An e-mailed request for comment from the department was not returned. In a letter dated June 12, Health and Human Services secretary Alex Azar and acting Homeland Security secretary Kevin McAleenan asked congress to appropriate $4.5 billion in emergency funding requested to "address the immediate humanitarian crisis at our southern border."

Record numbers of unaccompanied children have been arriving at the border, largely from Guatemala, Honduras, and El Salvador. In May, border agents apprehended 11,507 children travelling alone. The Office of Refugee Resettlement has come under fire for the death of two children who went through the agency’s network of shelters and is facing lawsuits over the treatment of teens in its care. The office has said it must set up new facilities to accommodate new arrivals or risk running out of beds.

Fort Sill spokesman Darrell Ames said the post’s information indicates that following America’s entry into World War II, the government directed the base to build internment camps for Japanese Americans, but nothing in the record reflects the camps were actually occupied by Japanese Americans. Instead, the camps were used by prisoners of war from Japan, Germany, and Italy.

Officials at the Fort Sill National Historic Landmark & Museum said they have no information about the base’s use as an internment or prisoner-of-war camp because that part of its history is not part of its mission statement.

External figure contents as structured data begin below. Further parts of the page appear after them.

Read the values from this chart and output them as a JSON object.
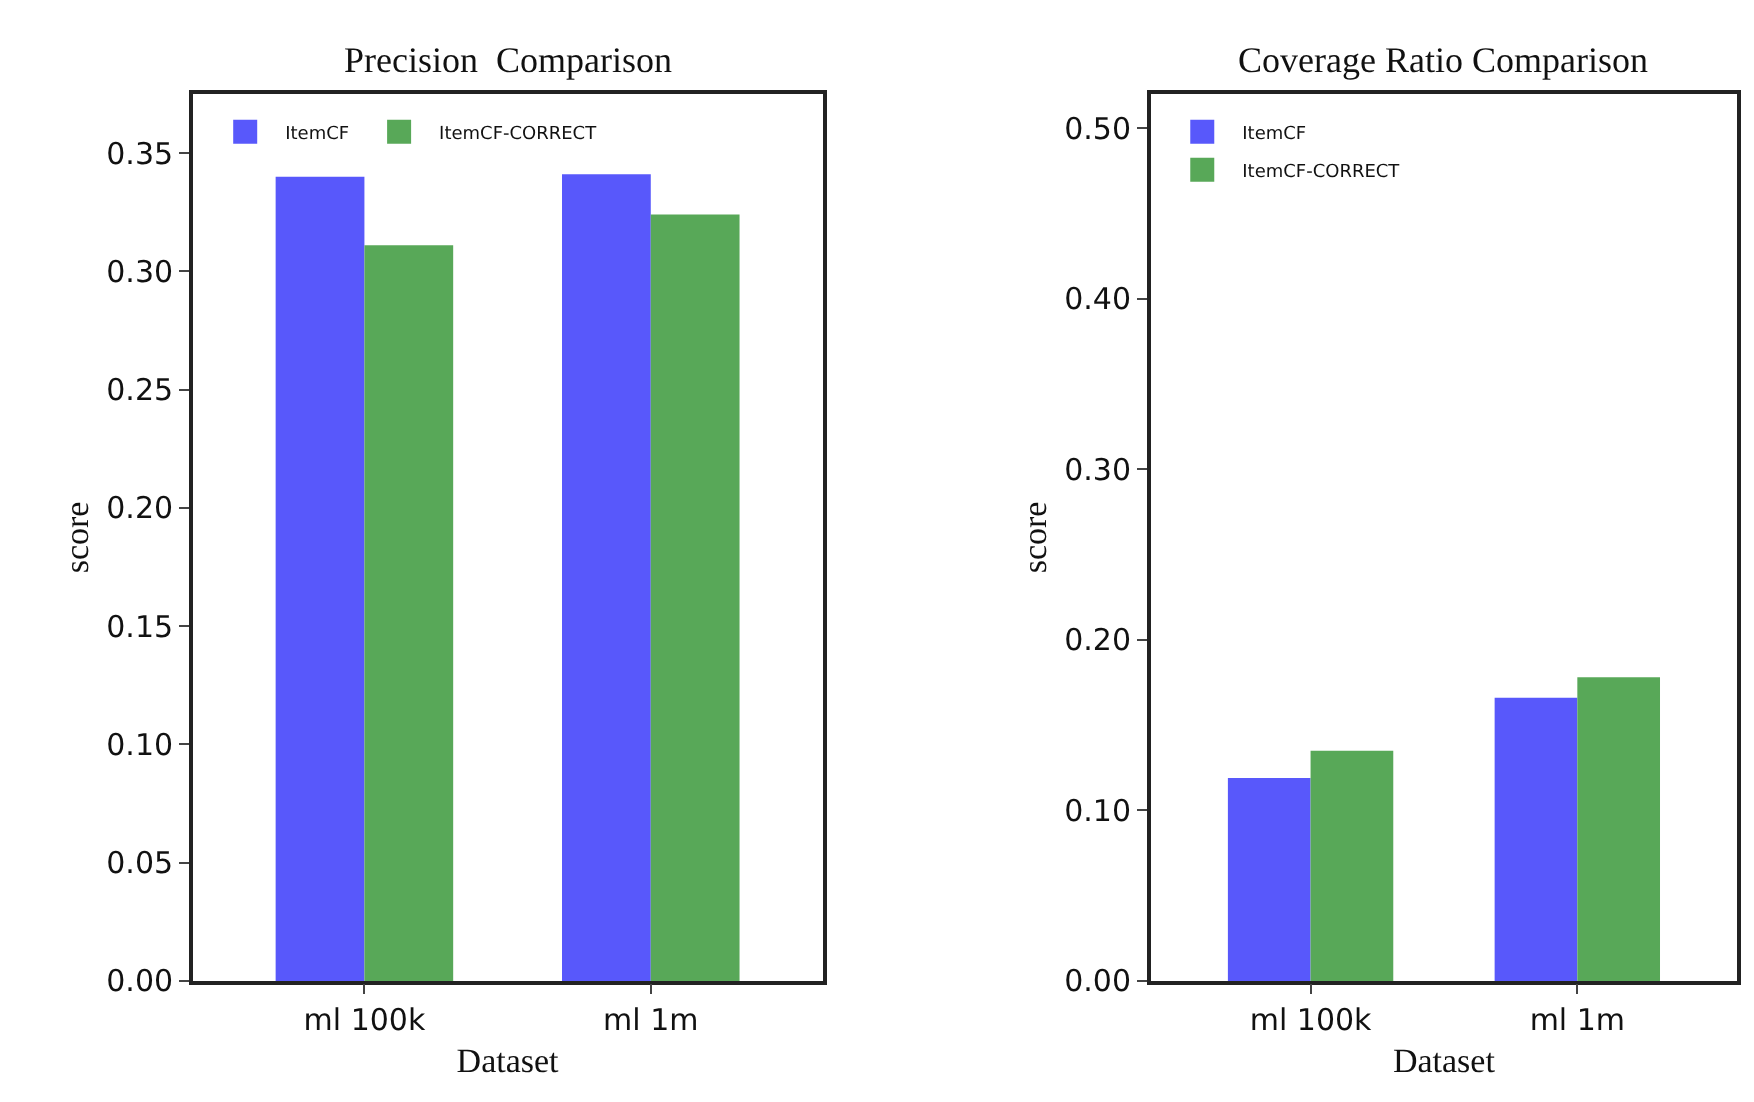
{
  "chart_data": [
    {
      "type": "bar",
      "title": "Precision  Comparison",
      "xlabel": "Dataset",
      "ylabel": "score",
      "categories": [
        "ml 100k",
        "ml 1m"
      ],
      "series": [
        {
          "name": "ItemCF",
          "color": "#5858fb",
          "values": [
            0.34,
            0.341
          ]
        },
        {
          "name": "ItemCF-CORRECT",
          "color": "#58a858",
          "values": [
            0.311,
            0.324
          ]
        }
      ],
      "ylim": [
        0,
        0.375
      ],
      "yticks": [
        {
          "value": 0,
          "label": "0.00"
        },
        0.05,
        {
          "value": 0.1,
          "label": "0.10"
        },
        0.15,
        {
          "value": 0.2,
          "label": "0.20"
        },
        0.25,
        {
          "value": 0.3,
          "label": "0.30"
        },
        0.35
      ],
      "legend": "top left"
    },
    {
      "type": "bar",
      "title": "Coverage Ratio Comparison",
      "xlabel": "Dataset",
      "ylabel": "score",
      "categories": [
        "ml 100k",
        "ml 1m"
      ],
      "series": [
        {
          "name": "ItemCF",
          "color": "#5858fb",
          "values": [
            0.119,
            0.166
          ]
        },
        {
          "name": "ItemCF-CORRECT",
          "color": "#58a858",
          "values": [
            0.135,
            0.178
          ]
        }
      ],
      "ylim": [
        0,
        0.52
      ],
      "yticks": [
        {
          "value": 0,
          "label": "0.00"
        },
        {
          "value": 0.1,
          "label": "0.10"
        },
        {
          "value": 0.2,
          "label": "0.20"
        },
        {
          "value": 0.3,
          "label": "0.30"
        },
        {
          "value": 0.4,
          "label": "0.40"
        },
        {
          "value": 0.5,
          "label": "0.50"
        }
      ],
      "legend": "top left"
    }
  ]
}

Shawn Iwaoka, who works in collections at the Japanese American National Museum in Los Angeles, said confusion abounds because camps were referred to by different names, including "relocation centers" or "detention camps," and because the camp at Fort Sill was much smaller than camps such as Manzanar in California, which housed thousands of people. The museum’s collection includes letters a man detained at Fort Sill wrote to his wife at another camp in California with a pre-preprinted label that said "internee of war."

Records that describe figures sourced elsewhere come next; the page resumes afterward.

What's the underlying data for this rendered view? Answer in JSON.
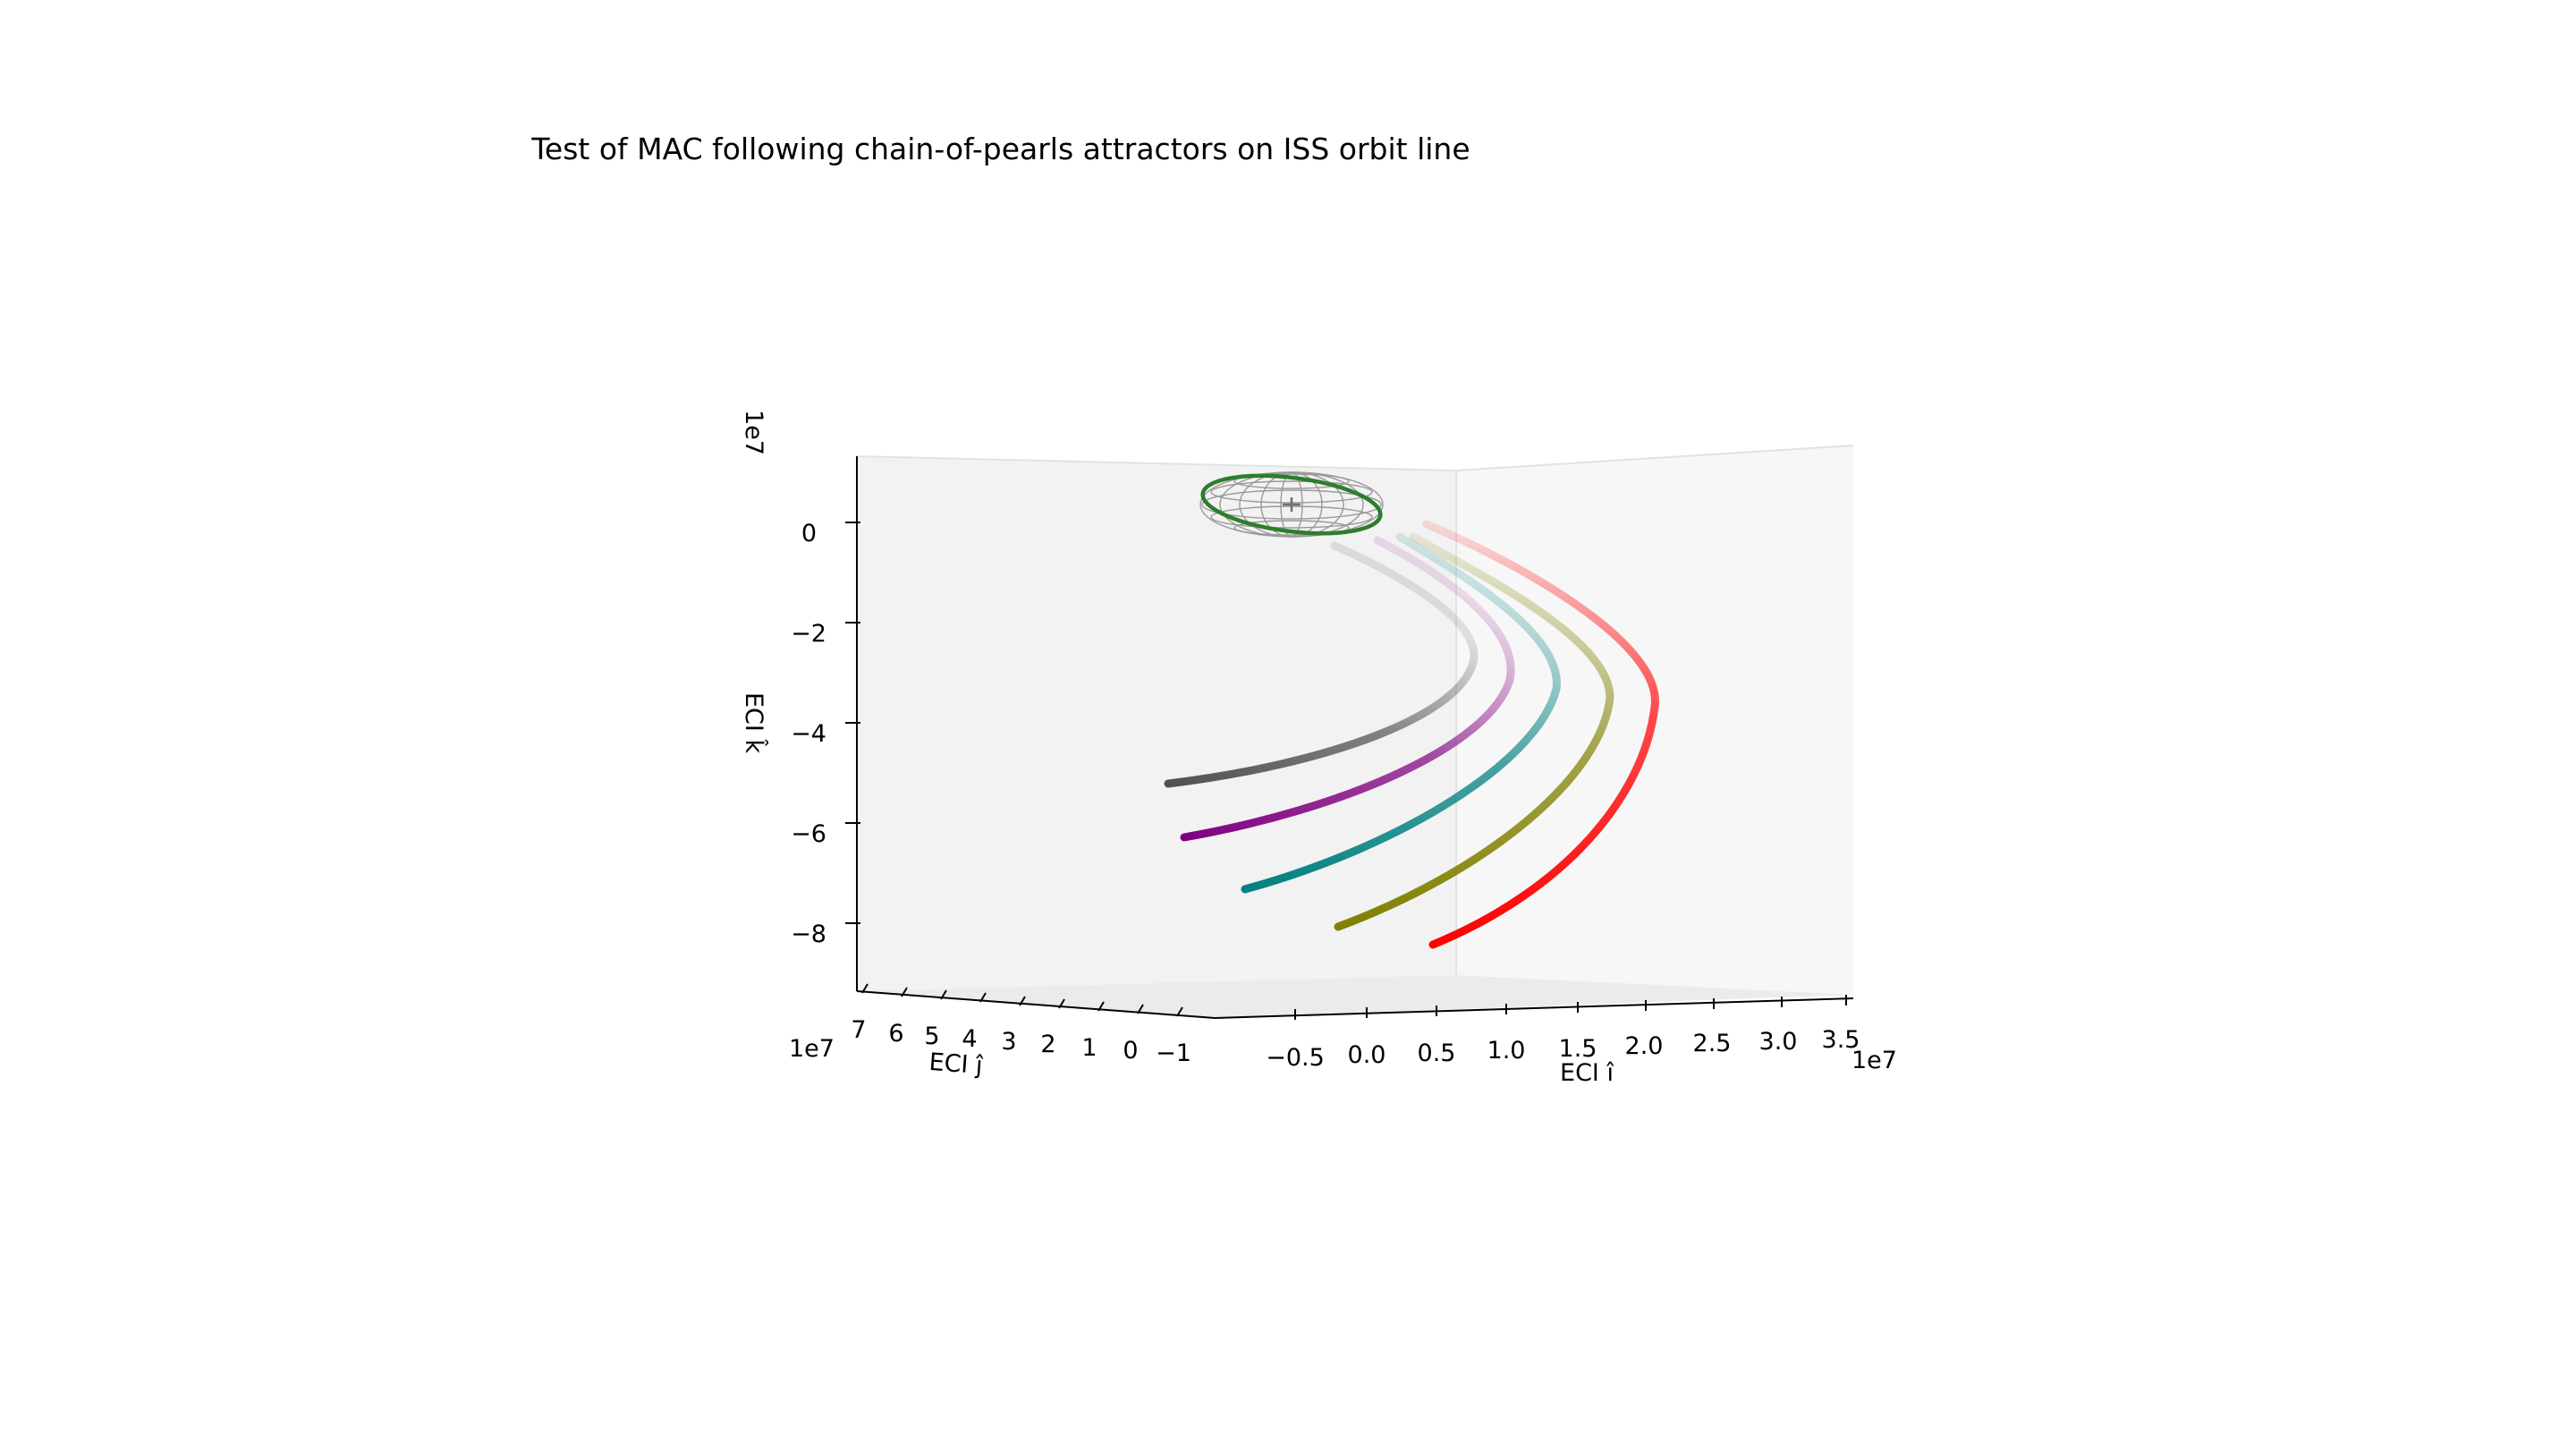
{
  "chart_data": {
    "type": "line",
    "projection": "3d",
    "title": "Test of MAC following chain-of-pearls attractors on ISS orbit line",
    "xlabel": "ECI î",
    "ylabel": "ECI ĵ",
    "zlabel": "ECI k̂",
    "x_offset": "1e7",
    "y_offset": "1e7",
    "z_offset": "1e7",
    "x_ticks": [
      "−0.5",
      "0.0",
      "0.5",
      "1.0",
      "1.5",
      "2.0",
      "2.5",
      "3.0",
      "3.5"
    ],
    "y_ticks": [
      "7",
      "6",
      "5",
      "4",
      "3",
      "2",
      "1",
      "0",
      "−1"
    ],
    "z_ticks": [
      "0",
      "−2",
      "−4",
      "−6",
      "−8"
    ],
    "grid": false,
    "legend": "none",
    "earth": {
      "wireframe_color": "#9a9a9a",
      "orbit_color": "#2e7d2e"
    },
    "series": [
      {
        "color": "#505050",
        "end_xz": [
          -0.85,
          -5.3
        ],
        "knee_xz": [
          0.45,
          -2.6
        ]
      },
      {
        "color": "#800080",
        "end_xz": [
          -0.7,
          -6.3
        ],
        "knee_xz": [
          0.7,
          -2.85
        ]
      },
      {
        "color": "#008080",
        "end_xz": [
          -0.3,
          -7.3
        ],
        "knee_xz": [
          1.05,
          -3.05
        ]
      },
      {
        "color": "#808000",
        "end_xz": [
          0.3,
          -8.1
        ],
        "knee_xz": [
          1.4,
          -3.35
        ]
      },
      {
        "color": "#ff0000",
        "end_xz": [
          1.0,
          -8.4
        ],
        "knee_xz": [
          1.7,
          -3.5
        ]
      }
    ]
  }
}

"The euphemisms were rampant to kind of soften what they really were. The museum’s position is that they should be called concentration camps," Iwaoka said. "They were going into people’s homes and forcing them to leave their property."

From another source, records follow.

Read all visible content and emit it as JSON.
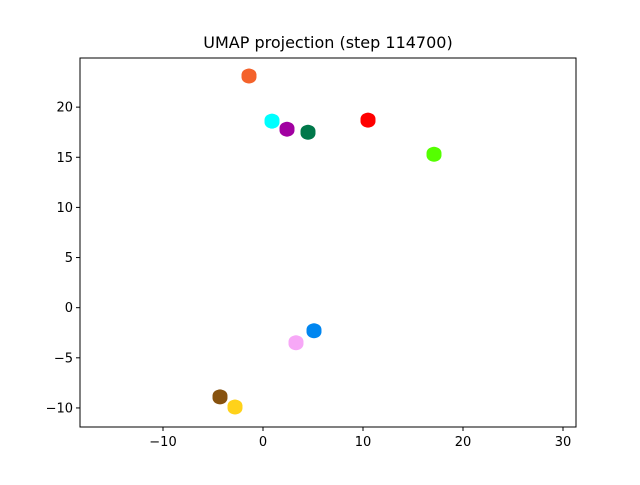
{
  "chart_data": {
    "type": "scatter",
    "title": "UMAP projection (step 114700)",
    "xlabel": "",
    "ylabel": "",
    "xlim": [
      -18.3,
      31.3
    ],
    "ylim": [
      -11.9,
      24.9
    ],
    "x_ticks": [
      -10,
      0,
      10,
      20,
      30
    ],
    "y_ticks": [
      -10,
      -5,
      0,
      5,
      10,
      15,
      20
    ],
    "x_tick_labels": [
      "−10",
      "0",
      "10",
      "20",
      "30"
    ],
    "y_tick_labels": [
      "−10",
      "−5",
      "0",
      "5",
      "10",
      "15",
      "20"
    ],
    "grid": false,
    "legend": "none",
    "clusters": [
      {
        "color": "#f4622b",
        "x": -1.4,
        "y": 23.1
      },
      {
        "color": "#00ffff",
        "x": 0.9,
        "y": 18.6
      },
      {
        "color": "#a100a1",
        "x": 2.4,
        "y": 17.8
      },
      {
        "color": "#00784a",
        "x": 4.5,
        "y": 17.5
      },
      {
        "color": "#ff0000",
        "x": 10.5,
        "y": 18.7
      },
      {
        "color": "#55ff00",
        "x": 17.1,
        "y": 15.3
      },
      {
        "color": "#0086f0",
        "x": 5.1,
        "y": -2.3
      },
      {
        "color": "#f7a8f7",
        "x": 3.3,
        "y": -3.5
      },
      {
        "color": "#87520f",
        "x": -4.3,
        "y": -8.9
      },
      {
        "color": "#ffd21a",
        "x": -2.8,
        "y": -9.9
      }
    ]
  }
}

It’s unclear exactly when the camp at Fort Sill opened, but an encyclopedia Densho publishes shows it closed in June 1942, almost seven months after the Japanese bombed the American fleet in Pearl Harbor, Hawai‘i. That pushed the U.S. into war and led the government to open internment camps.

Densho’s records and the book Confinement and Ethnicity: An Overview of World War II Japanese American Relocation Sites, included on the National Park Service website, show from 359 to more than 700 people were interred at Fort Sill, including three German nationals. A guard shot a Japanese man to death while he was distraught and trying to escape. The Densho Encyclopedia says detainees lived in tents and that summer temperatures climbed to 100º Fahrenheit.

Associated Press writers Tim Talley in Oklahoma City and Susan Montoya Bryan in Albuquerque, New Mexico, contributed to this report.